Step One: LOVE YOURSELF FIRST! Now, I believe you have to love yourself first before you can love anybody else. You ask why? Because I find when someone doesn't love themselves and aren't happy with who they are on the outside AND inside, they become insecure about not being good enough for their partner. Jealousy also comes in the way with the relationship, when the significant other isn't happy with themselves and causes controlling of the other person, no one likes being controlled. Stop looking at others that you feel like you have to compete with. That's not sexy or attractive you guys!
Step Two: BE HONEST ABOUT EVERHTHING!
You both need to be open books with one another and any kind of relationship in general. It's key. If you build up a relationship on lies, who are you kidding, is that living life? If you're on a bed of lies and have to keep lying, that's stupid honestly. You can not sneak around being shady, that's the worst kind of trait a person can have and that's the truth. If you can not be honest and comfortable telling the truth to a significant other, you shouldn't be with them. Relationships are about being comfortable and honest with one another. The more you lie, the more you hurt the other person and that's not fair.
Step Five: RESPECT EACH OTHER!
If you don't have full respect for that person, your relationship isn't going to be all smiles and love. Being disrespectful obviously leads to arguments. Respect each other's property, decisions, morals and everything you can think of because being disrespectful is one of the worst things a person can do, in my own opinion it's horrible and I have learned that from experiencing it.
Step Four: HAVE COMMON INTERESTS AND OUTLOOKS ON LIFE!
I feel like this is common sense but, I've seen people get into a relationship for the solo fact that they think a person is attractive and have nothing in common with them.
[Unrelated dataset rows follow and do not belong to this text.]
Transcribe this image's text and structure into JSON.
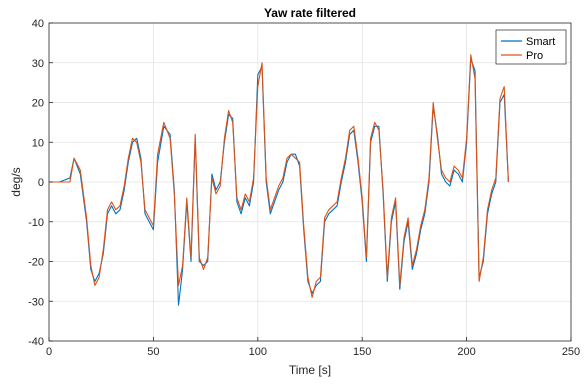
{
  "chart_data": {
    "type": "line",
    "title": "Yaw rate filtered",
    "xlabel": "Time [s]",
    "ylabel": "deg/s",
    "xlim": [
      0,
      250
    ],
    "ylim": [
      -40,
      40
    ],
    "xticks": [
      0,
      50,
      100,
      150,
      200,
      250
    ],
    "yticks": [
      -40,
      -30,
      -20,
      -10,
      0,
      10,
      20,
      30,
      40
    ],
    "xtick_labels": [
      "0",
      "50",
      "100",
      "150",
      "200",
      "250"
    ],
    "ytick_labels": [
      "-40",
      "-30",
      "-20",
      "-10",
      "0",
      "10",
      "20",
      "30",
      "40"
    ],
    "grid": true,
    "legend_position": "top-right",
    "series": [
      {
        "name": "Smart",
        "color": "#0072BD",
        "x": [
          0,
          5,
          10,
          12,
          15,
          18,
          20,
          22,
          24,
          26,
          28,
          30,
          32,
          34,
          36,
          38,
          40,
          42,
          44,
          46,
          48,
          50,
          52,
          55,
          58,
          60,
          62,
          64,
          66,
          68,
          70,
          72,
          74,
          76,
          78,
          80,
          82,
          84,
          86,
          88,
          90,
          92,
          94,
          96,
          98,
          100,
          102,
          104,
          106,
          108,
          110,
          112,
          114,
          116,
          118,
          120,
          122,
          124,
          126,
          128,
          130,
          132,
          134,
          136,
          138,
          140,
          142,
          144,
          146,
          148,
          150,
          152,
          154,
          156,
          158,
          160,
          162,
          164,
          166,
          168,
          170,
          172,
          174,
          176,
          178,
          180,
          182,
          184,
          186,
          188,
          190,
          192,
          194,
          196,
          198,
          200,
          202,
          204,
          206,
          208,
          210,
          212,
          214,
          216,
          218,
          220
        ],
        "y": [
          0,
          0,
          1,
          6,
          2,
          -10,
          -22,
          -25,
          -23,
          -18,
          -8,
          -6,
          -8,
          -7,
          -2,
          5,
          10,
          11,
          6,
          -8,
          -10,
          -12,
          5,
          14,
          12,
          -2,
          -31,
          -22,
          -5,
          -20,
          11,
          -20,
          -21,
          -20,
          2,
          -2,
          0,
          10,
          17,
          16,
          -5,
          -8,
          -4,
          -6,
          0,
          27,
          29,
          0,
          -8,
          -5,
          -2,
          0,
          5,
          7,
          7,
          4,
          -12,
          -25,
          -28,
          -26,
          -25,
          -10,
          -8,
          -7,
          -6,
          0,
          5,
          12,
          13,
          5,
          -5,
          -20,
          10,
          14,
          14,
          -3,
          -25,
          -10,
          -5,
          -27,
          -15,
          -10,
          -22,
          -18,
          -12,
          -8,
          0,
          19,
          12,
          2,
          0,
          -1,
          3,
          2,
          0,
          10,
          31,
          28,
          -24,
          -20,
          -8,
          -3,
          0,
          20,
          22,
          0
        ]
      },
      {
        "name": "Pro",
        "color": "#D95319",
        "x": [
          0,
          5,
          10,
          12,
          15,
          18,
          20,
          22,
          24,
          26,
          28,
          30,
          32,
          34,
          36,
          38,
          40,
          42,
          44,
          46,
          48,
          50,
          52,
          55,
          58,
          60,
          62,
          64,
          66,
          68,
          70,
          72,
          74,
          76,
          78,
          80,
          82,
          84,
          86,
          88,
          90,
          92,
          94,
          96,
          98,
          100,
          102,
          104,
          106,
          108,
          110,
          112,
          114,
          116,
          118,
          120,
          122,
          124,
          126,
          128,
          130,
          132,
          134,
          136,
          138,
          140,
          142,
          144,
          146,
          148,
          150,
          152,
          154,
          156,
          158,
          160,
          162,
          164,
          166,
          168,
          170,
          172,
          174,
          176,
          178,
          180,
          182,
          184,
          186,
          188,
          190,
          192,
          194,
          196,
          198,
          200,
          202,
          204,
          206,
          208,
          210,
          212,
          214,
          216,
          218,
          220
        ],
        "y": [
          0,
          0,
          0,
          6,
          3,
          -9,
          -21,
          -26,
          -24,
          -17,
          -7,
          -5,
          -7,
          -6,
          -1,
          6,
          11,
          10,
          5,
          -7,
          -9,
          -11,
          7,
          15,
          11,
          -3,
          -26,
          -21,
          -4,
          -19,
          12,
          -19,
          -22,
          -19,
          1,
          -3,
          -1,
          11,
          18,
          15,
          -4,
          -7,
          -3,
          -5,
          1,
          24,
          30,
          1,
          -7,
          -4,
          -1,
          1,
          6,
          7,
          6,
          5,
          -11,
          -24,
          -29,
          -25,
          -24,
          -9,
          -7,
          -6,
          -5,
          1,
          6,
          13,
          14,
          6,
          -4,
          -19,
          11,
          15,
          13,
          -2,
          -24,
          -9,
          -4,
          -26,
          -14,
          -9,
          -21,
          -17,
          -11,
          -7,
          1,
          20,
          11,
          3,
          1,
          0,
          4,
          3,
          1,
          11,
          32,
          26,
          -25,
          -19,
          -7,
          -2,
          1,
          21,
          24,
          0
        ]
      }
    ]
  }
}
What I find happens when this comes into play, is constantly arguing and fighting because the couple does not see eye to eye on anything. I'm not saying a couple has to have everything in common, I'm asking how can you have a true conversation if there's no common interest about anything on any subject? What I also find what happens is that the relationship is extremely awkward and a lot of tension is caused between the two people because of the fighting and not understanding one another. Seriously, how can that make you happy when you can't even talk about something you're interested in and the other person doesn't even care? It's unhealthy in my opinion, not to mention shallow and frustrating! I think having common interests and similar outlooks can really make a relationship strong, since the couple understands from where one is coming from and can talk about what they enjoy and not having a hard time trying to find a topic to talk about.
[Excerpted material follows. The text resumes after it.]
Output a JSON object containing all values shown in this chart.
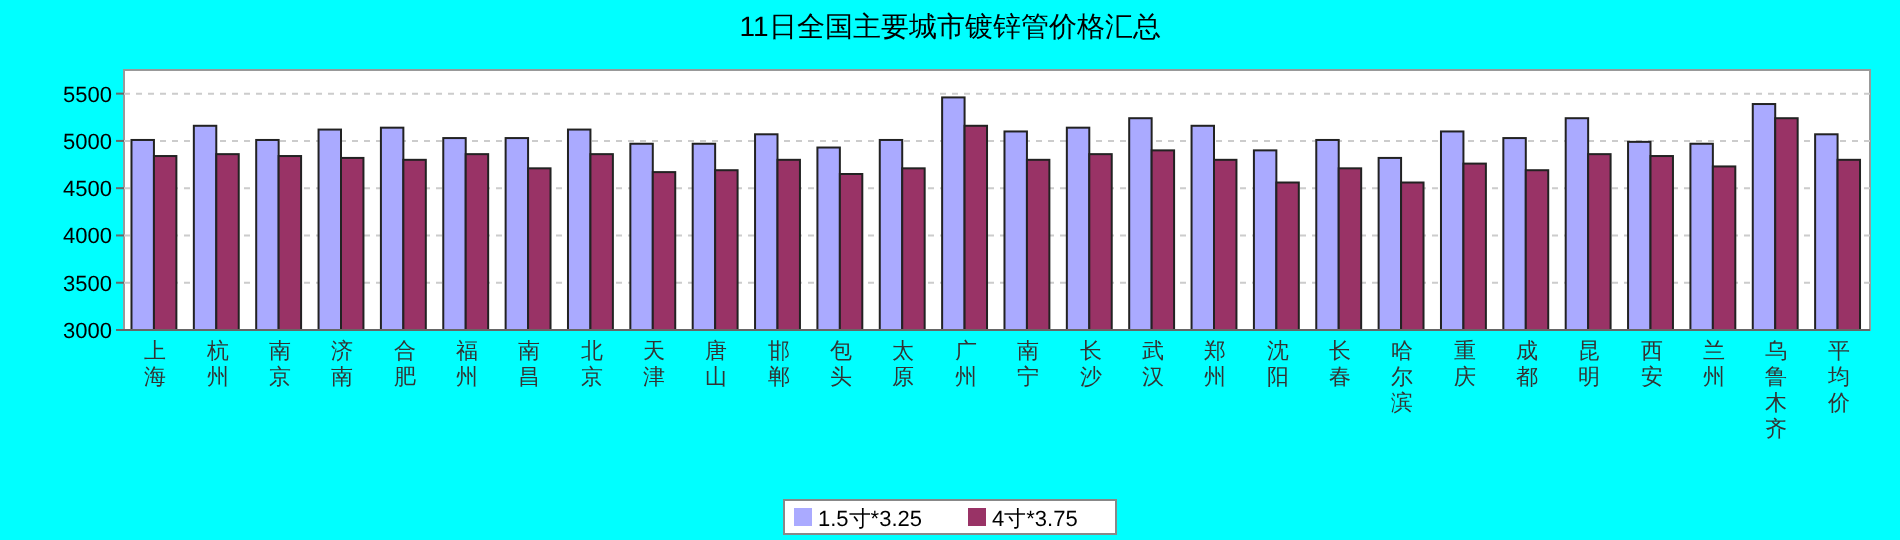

Step Five: DON'T BE ATTACHED TO THE HIP LIKE CONJOINED TWINS!
Now, I'm guilty of doing this and I think a lot of couples are. Being an individual is something that you need to embrace every once in awhile, that's for sure. Of course if you're married you are going to be around that person for maybe forever, but this applies to dating, marriage a domestic relationship, etc. Getting some space for yourself, maybe going out with some friends for a weekend, going to the spa by yourself or anything that separates you from your significant other, I believe is healthy. When you're constantly with someone 24/7 chances are, you're going to get annoyed, fight, meltdown and could potentially lead to a break up. Y'all aren't conjoined so go out and do something that doesn't involve the person you are with! It's okay! You gotta do you sometimes!
Step Six: DON'T BE CONTROLLING!
No one likes being controlled. Being told what to do, what not to do, making your significant other your pet is something that no one should ever have to put up with. That falls in the categories of disrespect, jealousy, not loving yourself and maybe even being attached to the hip. You see, your significant other is NOT your dog, so don't treat them like it. Treating them like that is stupid, you're not their parent. Don't ever let anyone control you. Do what you want and be the individual you are!
I think these six steps can really make a difference in a relationship or even save a relationship! I hope one day someone buys into my mess of a life but until then, I hope I can help others with my advice from personal experiences and reach out to help someone's "love life," and being there for all of you!! I don't think I'm an expert one bit, but I think these few things can help!